Russell Everitt

Personal information
- Born: September 8, 1881
- Died: May 11, 1973 (aged 91)
- Batting: Right-handed

Career statistics
| Competition | First-class |
| Matches | 4 |
| Runs scored | 63 |
| Batting average | 10.50 |
| 100s/50s | 0/0 |
| Top score | 38 |
| Catches/stumpings | 3/0 |
- Source: Cricinfo, 7 November 2022

= Russell Everitt =

English cricketer

Russell Stanley Everitt (8 September 1881 – 11 May 1973) was an English first-class cricketer, who played in four matches: one for Worcestershire in 1901, and another three for Warwickshire in 1909.

Born in King's Heath, Birmingham, Everitt was educated at Malvern College, but did not get into the cricket XI. He made his debut for Worcestershire against Cambridge University in late May 1901; he made 0 and 6 not out. It was to be eight years until Everitt played first-class cricket again, although he played club cricket for Moseley in the Birmingham League, as well as for Richmond in Surrey.

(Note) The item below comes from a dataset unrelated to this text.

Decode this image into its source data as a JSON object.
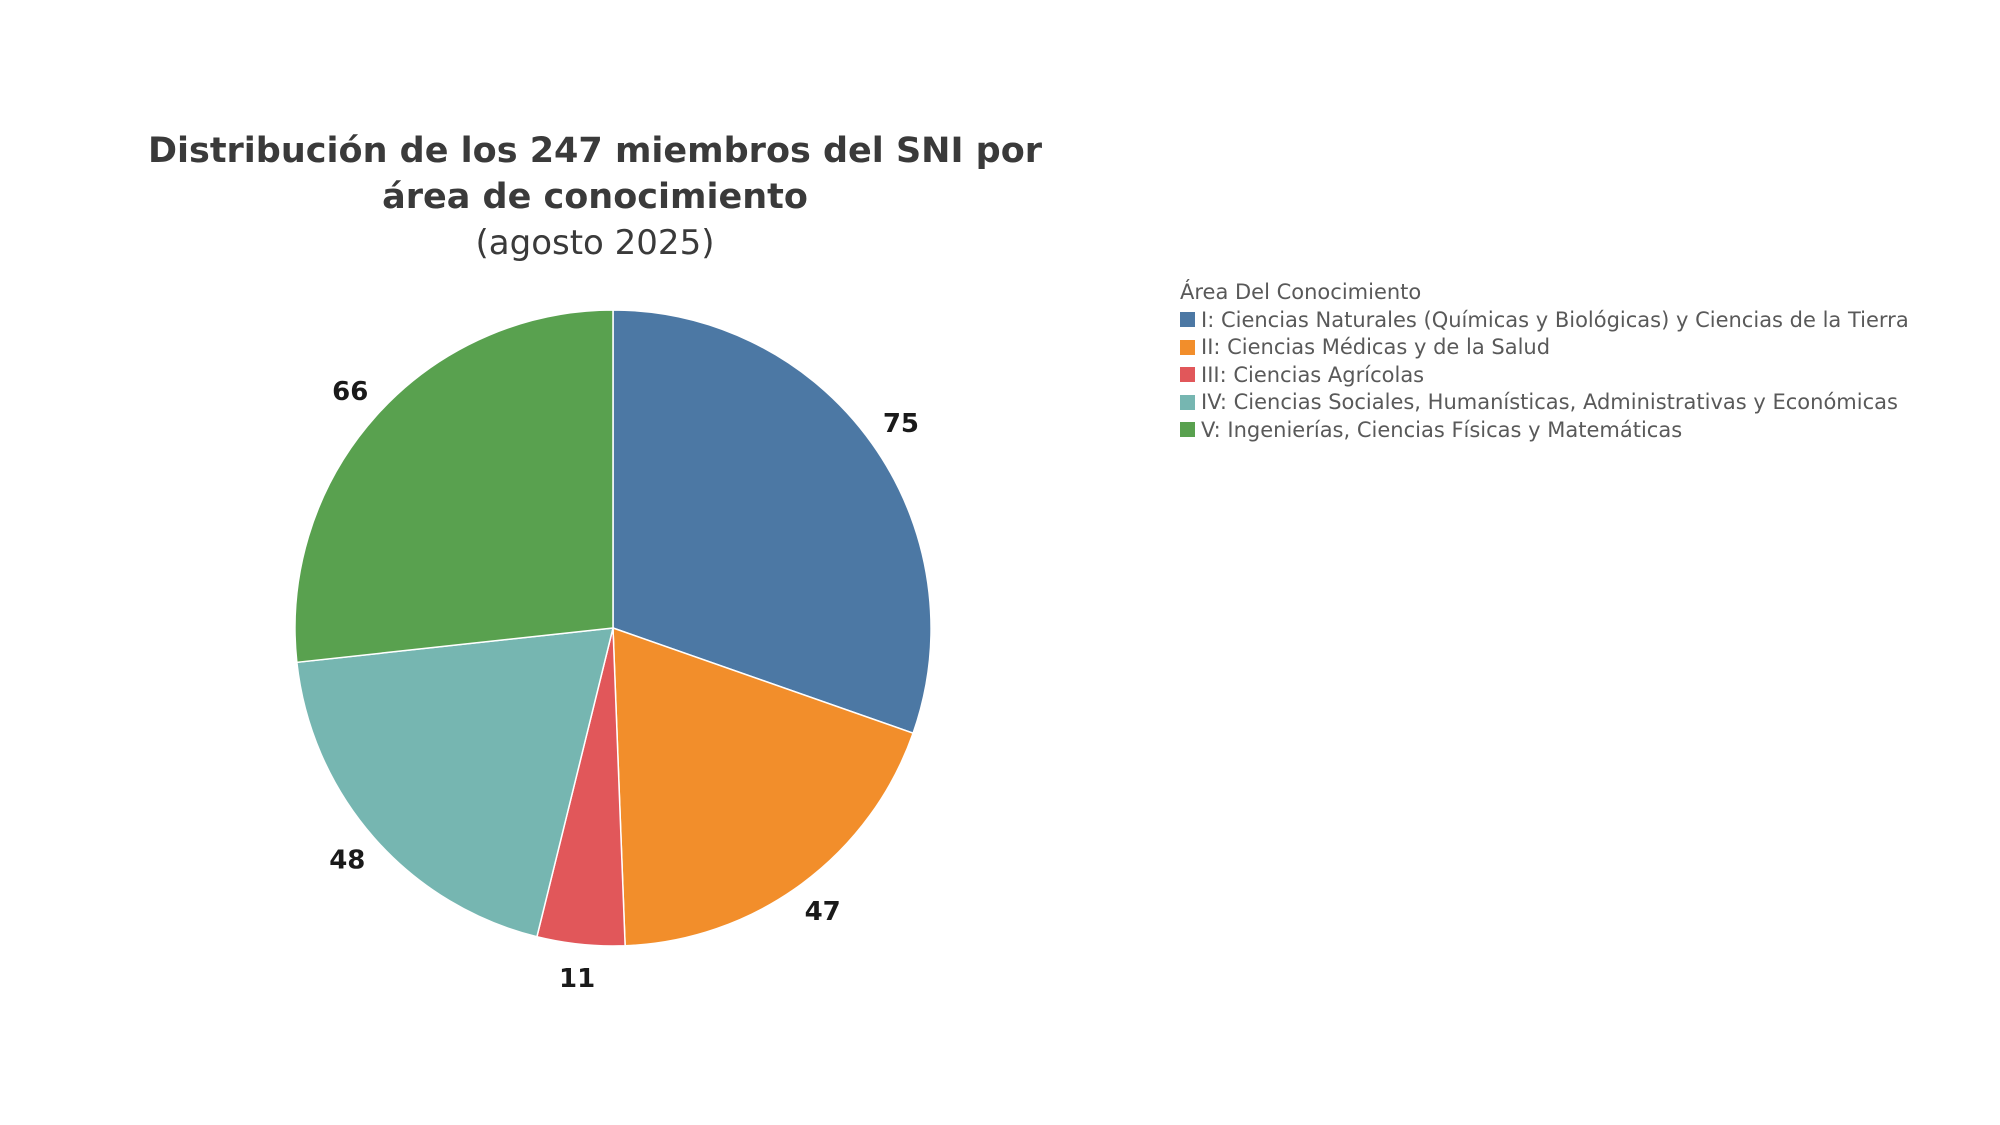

In 1909 Everitt played thrice for Warwickshire, and in the first of these matches, against Surrey, he acted as captain in the absence of Alfred Glover. This was also Everitt's most successful performance: he made his highest score of 38 in the second innings, sharing in a seventh-wicket partnership of around 100

with Sep Kinneir.

Everitt died aged 91 at Kew Gardens, Surrey.